Janvier - De l'électricité dans l'air


inFamous 2 - 21 heures

Premier jeu effectué en 2018 et on commence déjà par du solide. J'avais fortement apprécié le premier comme je le mentionnais dans mon test d'alors malgré ses faiblesses évidentes en matière de technique (moteur de jeu daté plus que non optimisé car le jeu tournait bien) et de direction artistique très gris-marron. C'était surtout son scénario (ce twist de fin :love:), cette soif de puissance manette en main ainsi que cette connivence avec la culture comics au travers de ces tableaux dynamiques fortement stylisé mettant en scène les aventure de Cole aux prises avec les Premiers Fils et le Gouvernement qui m'avait tapé dans l'oeil à l'époque. Il serait aisé voire réducteur de signifier que inFamous 2, c'est le même que le 1er en mieux mais la formule bien que galvaudé n'est pas si loin de la vérité. Je ne dirais pas que j'ai préféré le second au premier. Ni l'inverse d'ailleurs. Comme souvent lorsque le 1er opus est déjà une franche réussite, j'ai du mal à m'extasier comme un fou sur une suite si proche de l'original. C'est d'ailleurs pour ça que ça me fera toujours bondir de voir ceux négligeant le 1er Uncharted au profit du 2nd.

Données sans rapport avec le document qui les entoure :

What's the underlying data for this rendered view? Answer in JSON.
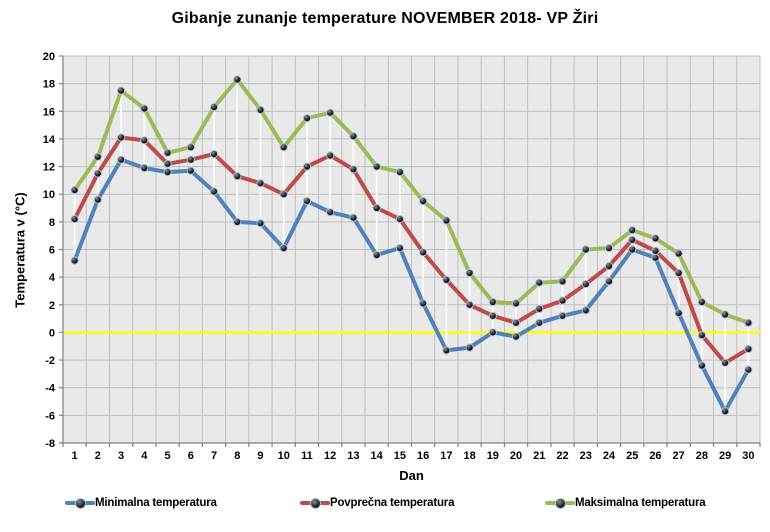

Mais stoppons court à la digression. Ce qu'il y a de sensiblement mieux dans ce 2nd opus : le théâtre du jeu pour commencer. Non pas celui à l'angle de la 15ème et de la 7ème. Non, là je vous parle de New Marais. Découpé en 3 grandes zones. La trépidante Nouvelle-Orléans telle qu'on la connait avec son quartier français, son fort sur la baie, sa cathédrale mais aussi sa prison et son cimetière. Puis pour faire le lien avec l'ouragan Katrina, le quartier submergé sous les flots et enfin la zone industrielle. Donc, c'est plus beau aussi bien techniquement qu'artistiquement et mieux identifiable avec des monuments par ci et d'autres structures identifiables au loin par-là (la gare de triage, le port de plaisance ou la raffinerie). C'est donc un plaisir d'évoluer sur la map au moyen de divers câbles reliant les hauteurs de la ville ainsi qu'en exploitant la panoplie de nouveaux mouvements de Cole permettant au fur et à mesure de sa progression de s'élever plus rapidement pour traverser la carte de manière plus fluide.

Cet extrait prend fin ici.